2005 Salt Lake City Annual Meeting (October 16–19, 2005)

Paper No. 4
Presentation Time: 8:45 AM


VOGEL, Marilyn B., Exobiology Branch, NASA Ames Research Center, Bldg. N239-4, Moffett Field, CA 94035, MOLDOWAN, J. Michael, Geological and Environmental Sciences, Stanford University, Stanford, CA 94305 -2115, JAHNKE, Linda L., Exobiology Branch, NASA Ames Rsch Ctr, M/S 239-4, Moffett Field, CA 94035, DES MARAIS, David J., Exobiology Branch, NASA-Ames Rsch Ctr, Mail Stop 239-4, Moffett Field, CA 94035 and DEHLER, Carol M., Department of Geology, Utah State Univ, 4505 Old Main Hill, Logan, UT 84322, mvogel@mail.arc.nasa.gov

Organic matter from the Red Pine Shale of the Neoproterozoic Uinta Mountain Group have branched chain and polycyclic biomarkers indicating input from phototrophic and chemotrophic microbial sources. A diaryl isoprenoid and alkylbenzenes detected in aromatic moieties from several samples may derive from green sulfur bacteria indicating photic zone anoxia (Summons and Powell, 1988; Koopmans et al., 1996). Sterane patterns are characterized by enrichment in C27 sterane, suggesting restricted eukaryotic diversity at the site of deposition. Monomethyl-alkanes and 2-methyl-hopanes are evidence of significant input from cyanobacterial sources. Samples contain diverse suites of gem-dialkyl-, and cycloalkyl- alkanes, analogous to the suites of so called “BAQCs” reported by Kenig et al., 2003, 2005. Logan et al., (1999) and Greenwood et al., (2004) interpret BAQCs to reflect prokaryotic input enhanced by redox gradients and/or euxinic conditions in Precambrian environments based on associations between microbial mat fabrics, d13C values of organic matter, and d34S values of coexisting pyrite.

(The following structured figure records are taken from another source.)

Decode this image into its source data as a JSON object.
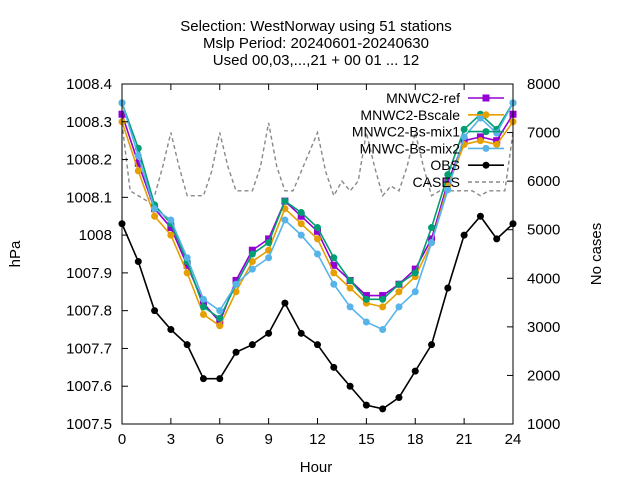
{
  "chart_data": {
    "type": "line",
    "title_lines": [
      "Selection: WestNorway using    51 stations",
      "Mslp   Period: 20240601-20240630",
      "Used 00,03,...,21 + 00 01 ... 12"
    ],
    "xlabel": "Hour",
    "ylabel": "hPa",
    "y2label": "No cases",
    "xlim": [
      0,
      24
    ],
    "ylim": [
      1007.5,
      1008.4
    ],
    "y2lim": [
      1000,
      8000
    ],
    "xticks": [
      "0",
      "3",
      "6",
      "9",
      "12",
      "15",
      "18",
      "21",
      "24"
    ],
    "yticks": [
      "1007.5",
      "1007.6",
      "1007.7",
      "1007.8",
      "1007.9",
      "1008",
      "1008.1",
      "1008.2",
      "1008.3",
      "1008.4"
    ],
    "y2ticks": [
      "1000",
      "2000",
      "3000",
      "4000",
      "5000",
      "6000",
      "7000",
      "8000"
    ],
    "grid": false,
    "legend_position": "top-right",
    "series": [
      {
        "name": "MNWC2-ref",
        "color": "#9400d3",
        "marker": "square",
        "axis": "y",
        "x": [
          0,
          1,
          2,
          3,
          4,
          5,
          6,
          7,
          8,
          9,
          10,
          11,
          12,
          13,
          14,
          15,
          16,
          17,
          18,
          19,
          20,
          21,
          22,
          23,
          24
        ],
        "values": [
          1008.32,
          1008.19,
          1008.07,
          1008.02,
          1007.92,
          1007.82,
          1007.77,
          1007.88,
          1007.96,
          1007.99,
          1008.09,
          1008.05,
          1008.01,
          1007.92,
          1007.88,
          1007.84,
          1007.84,
          1007.87,
          1007.91,
          1007.99,
          1008.14,
          1008.25,
          1008.26,
          1008.25,
          1008.32
        ]
      },
      {
        "name": "MNWC2-Bscale",
        "color": "#e69f00",
        "marker": "circle",
        "axis": "y",
        "x": [
          0,
          1,
          2,
          3,
          4,
          5,
          6,
          7,
          8,
          9,
          10,
          11,
          12,
          13,
          14,
          15,
          16,
          17,
          18,
          19,
          20,
          21,
          22,
          23,
          24
        ],
        "values": [
          1008.3,
          1008.17,
          1008.05,
          1008.0,
          1007.9,
          1007.79,
          1007.76,
          1007.85,
          1007.93,
          1007.96,
          1008.07,
          1008.03,
          1007.99,
          1007.9,
          1007.86,
          1007.82,
          1007.81,
          1007.85,
          1007.89,
          1007.98,
          1008.13,
          1008.24,
          1008.25,
          1008.24,
          1008.3
        ]
      },
      {
        "name": "MNWC2-Bs-mix1",
        "color": "#009e73",
        "marker": "circle",
        "axis": "y",
        "x": [
          0,
          1,
          2,
          3,
          4,
          5,
          6,
          7,
          8,
          9,
          10,
          11,
          12,
          13,
          14,
          15,
          16,
          17,
          18,
          19,
          20,
          21,
          22,
          23,
          24
        ],
        "values": [
          1008.35,
          1008.23,
          1008.08,
          1008.03,
          1007.93,
          1007.81,
          1007.78,
          1007.87,
          1007.95,
          1007.98,
          1008.09,
          1008.06,
          1008.02,
          1007.94,
          1007.88,
          1007.83,
          1007.83,
          1007.87,
          1007.9,
          1008.02,
          1008.16,
          1008.28,
          1008.32,
          1008.28,
          1008.35
        ]
      },
      {
        "name": "MNWC-Bs-mix2",
        "color": "#56b4e9",
        "marker": "circle",
        "axis": "y",
        "x": [
          0,
          1,
          2,
          3,
          4,
          5,
          6,
          7,
          8,
          9,
          10,
          11,
          12,
          13,
          14,
          15,
          16,
          17,
          18,
          19,
          20,
          21,
          22,
          23,
          24
        ],
        "values": [
          1008.35,
          1008.21,
          1008.07,
          1008.04,
          1007.94,
          1007.83,
          1007.8,
          1007.87,
          1007.91,
          1007.94,
          1008.04,
          1008.0,
          1007.95,
          1007.87,
          1007.81,
          1007.77,
          1007.75,
          1007.81,
          1007.85,
          1007.98,
          1008.12,
          1008.26,
          1008.31,
          1008.27,
          1008.35
        ]
      },
      {
        "name": "OBS",
        "color": "#000000",
        "marker": "circle",
        "axis": "y",
        "x": [
          0,
          1,
          2,
          3,
          4,
          5,
          6,
          7,
          8,
          9,
          10,
          11,
          12,
          13,
          14,
          15,
          16,
          17,
          18,
          19,
          20,
          21,
          22,
          23,
          24
        ],
        "values": [
          1008.03,
          1007.93,
          1007.8,
          1007.75,
          1007.71,
          1007.62,
          1007.62,
          1007.69,
          1007.71,
          1007.74,
          1007.82,
          1007.74,
          1007.71,
          1007.65,
          1007.6,
          1007.55,
          1007.54,
          1007.57,
          1007.64,
          1007.71,
          1007.86,
          1008.0,
          1008.05,
          1007.99,
          1008.03
        ]
      },
      {
        "name": "CASES",
        "color": "#888888",
        "marker": "none",
        "dash": true,
        "axis": "y2",
        "x": [
          0,
          0.5,
          1,
          1.5,
          2,
          2.5,
          3,
          3.5,
          4,
          4.5,
          5,
          5.5,
          6,
          6.5,
          7,
          7.5,
          8,
          8.5,
          9,
          9.5,
          10,
          10.5,
          11,
          11.5,
          12,
          12.5,
          13,
          13.5,
          14,
          14.5,
          15,
          15.5,
          16,
          16.5,
          17,
          17.5,
          18,
          18.5,
          19,
          19.5,
          20,
          20.5,
          21,
          21.5,
          22,
          22.5,
          23,
          23.5,
          24
        ],
        "values": [
          7200,
          5800,
          5700,
          5600,
          5700,
          6300,
          7000,
          6300,
          5700,
          5700,
          5700,
          6200,
          7000,
          6300,
          5800,
          5800,
          5800,
          6300,
          7200,
          6300,
          5800,
          5800,
          6200,
          6600,
          7000,
          6200,
          5700,
          6000,
          5800,
          6000,
          7000,
          6300,
          5700,
          5900,
          5800,
          6300,
          7000,
          6300,
          5700,
          5800,
          5800,
          5800,
          5800,
          5800,
          5700,
          5800,
          5800,
          5800,
          7000
        ]
      }
    ]
  }
}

In Phanerozoic organic matter BAQCs are found in association with isotopic and stratigraphic evidence of euxinic conditions and/or active redox boundaries (Kenig and others, 2005; Zinniker, 2005). The specific assemblages reported here are similar to suites of cycloalkylalkanes and BAQCs from Permian – Triassic boundary carbonates (Schwab and Spangenberg, 2004). In all cases BAQCs and cycloalkylalkanes occur in sediments associated with major climate perturbations (e.g. glaciation or ocean anoxic events) or at redox boundaries established by geochemical cycles (e.g. sulfur, carbon, Fe, Mn).